池亀酒造の歴史は明治8年(1875年)、筑後川のほとりで始まりました。初代当主は、筑後川の水を使用した醸造法を考案し、自ら杜氏を養成、筑後地方のほかの蔵元へ派遣するなど、この地の酒造りの発展に貢献した存在として知られています。
原料米には、福岡県独自の酒造好適米「夢一献」や、現地産の「山田錦」を採用。これらを自家培養した酵母で醸しています。
蔵の名を冠した「池亀」は、創業当初から続く代表銘柄。なかでも大吟醸に特徴的なのが「雫搾り」という製法です。酒袋に醪(もろみ)を詰め、圧力を加えずに重力のみでじっくりと採取。
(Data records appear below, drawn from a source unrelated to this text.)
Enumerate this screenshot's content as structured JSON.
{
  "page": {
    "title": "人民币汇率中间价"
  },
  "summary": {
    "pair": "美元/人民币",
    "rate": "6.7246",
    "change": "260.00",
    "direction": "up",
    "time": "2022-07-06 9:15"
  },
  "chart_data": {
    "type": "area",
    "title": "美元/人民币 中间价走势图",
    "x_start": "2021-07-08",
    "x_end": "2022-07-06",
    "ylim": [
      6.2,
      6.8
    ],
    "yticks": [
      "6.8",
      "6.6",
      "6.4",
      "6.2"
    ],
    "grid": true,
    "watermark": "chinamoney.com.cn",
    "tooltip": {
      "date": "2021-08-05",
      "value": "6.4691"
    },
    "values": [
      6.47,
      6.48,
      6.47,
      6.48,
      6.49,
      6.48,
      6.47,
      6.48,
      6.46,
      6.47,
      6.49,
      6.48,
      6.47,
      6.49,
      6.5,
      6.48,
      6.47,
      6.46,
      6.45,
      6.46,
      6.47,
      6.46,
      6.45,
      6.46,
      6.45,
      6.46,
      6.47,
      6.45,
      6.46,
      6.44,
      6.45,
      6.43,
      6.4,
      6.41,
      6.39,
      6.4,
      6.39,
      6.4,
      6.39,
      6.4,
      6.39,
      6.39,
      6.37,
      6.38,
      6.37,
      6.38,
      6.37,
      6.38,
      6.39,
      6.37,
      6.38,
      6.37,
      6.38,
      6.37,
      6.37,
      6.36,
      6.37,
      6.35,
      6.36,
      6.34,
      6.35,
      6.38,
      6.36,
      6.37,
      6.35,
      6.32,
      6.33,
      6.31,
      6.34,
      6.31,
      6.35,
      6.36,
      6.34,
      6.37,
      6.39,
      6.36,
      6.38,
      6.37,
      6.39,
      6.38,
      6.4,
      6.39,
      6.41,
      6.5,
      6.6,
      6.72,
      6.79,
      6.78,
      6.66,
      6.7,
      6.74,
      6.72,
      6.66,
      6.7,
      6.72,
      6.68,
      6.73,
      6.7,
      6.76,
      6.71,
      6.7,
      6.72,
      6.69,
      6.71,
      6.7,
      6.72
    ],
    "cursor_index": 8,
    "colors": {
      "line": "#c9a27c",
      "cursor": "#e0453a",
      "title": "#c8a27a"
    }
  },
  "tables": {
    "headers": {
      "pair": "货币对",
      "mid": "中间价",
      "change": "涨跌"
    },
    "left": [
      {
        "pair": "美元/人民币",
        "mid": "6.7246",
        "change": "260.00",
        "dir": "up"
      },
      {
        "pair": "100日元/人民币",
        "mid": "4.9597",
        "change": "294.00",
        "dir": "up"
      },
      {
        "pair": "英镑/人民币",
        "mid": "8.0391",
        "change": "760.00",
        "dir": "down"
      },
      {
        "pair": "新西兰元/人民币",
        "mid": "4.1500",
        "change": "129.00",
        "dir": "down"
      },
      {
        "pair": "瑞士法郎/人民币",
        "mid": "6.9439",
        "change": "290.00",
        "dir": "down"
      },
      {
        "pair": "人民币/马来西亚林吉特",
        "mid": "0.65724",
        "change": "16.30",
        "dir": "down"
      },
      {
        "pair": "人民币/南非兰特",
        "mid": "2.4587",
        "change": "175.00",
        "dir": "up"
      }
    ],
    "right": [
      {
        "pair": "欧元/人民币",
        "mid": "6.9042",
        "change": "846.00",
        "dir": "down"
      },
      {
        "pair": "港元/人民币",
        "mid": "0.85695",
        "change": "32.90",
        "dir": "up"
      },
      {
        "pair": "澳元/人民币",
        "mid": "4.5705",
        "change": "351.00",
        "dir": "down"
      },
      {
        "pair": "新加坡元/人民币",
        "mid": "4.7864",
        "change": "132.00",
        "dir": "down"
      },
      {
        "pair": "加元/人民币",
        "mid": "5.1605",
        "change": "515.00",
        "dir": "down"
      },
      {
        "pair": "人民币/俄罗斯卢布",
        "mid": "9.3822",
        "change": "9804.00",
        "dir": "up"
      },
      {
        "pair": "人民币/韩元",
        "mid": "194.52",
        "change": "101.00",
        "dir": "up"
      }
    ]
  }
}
時間をかけて抽出された「池亀 大吟醸」は、果実のように華やかな香りと米本来のふくよかな旨味が堪能できます。

製造元:池亀酒造株式会社
公式サイトはこちら

田んぼに囲まれた環境抜群の蔵元【田中六五(たなかろくじゅうご)】

安政2年(1855年)創業の老舗、白糸酒造が蔵を構えるのは、酒造好適米の代表格「山田錦」の名産地として知られる糸島市です。
白糸酒造の蔵も、周囲が田んぼに囲まれた環境にあり、地元産「山田錦」を醸した醪(もろみ)を、昔ながらの「ハネ木搾り」でていねいに搾っています。
代表銘柄である「田中六五」は、白糸酒造を経営する田中家の姓というだけでなく、蔵の恵まれた環境も意味しています。これに、精米歩合を意味する「65」を加えて、独特の名がつけられました。なめらかな質感を感じつつ、キレと軽やかさをたのしめる1本として、地酒ファンの注目を集めています。

製造元:有限会社白糸酒造
公式サイトはこちら

酒造好適米の名産地である福岡県では、五代将軍・徳川綱吉の時代から現在まで変わらず、おいしい日本酒が生み出され続けています。日本屈指の環境を活かした日本酒を、ぜひ味わってみてください。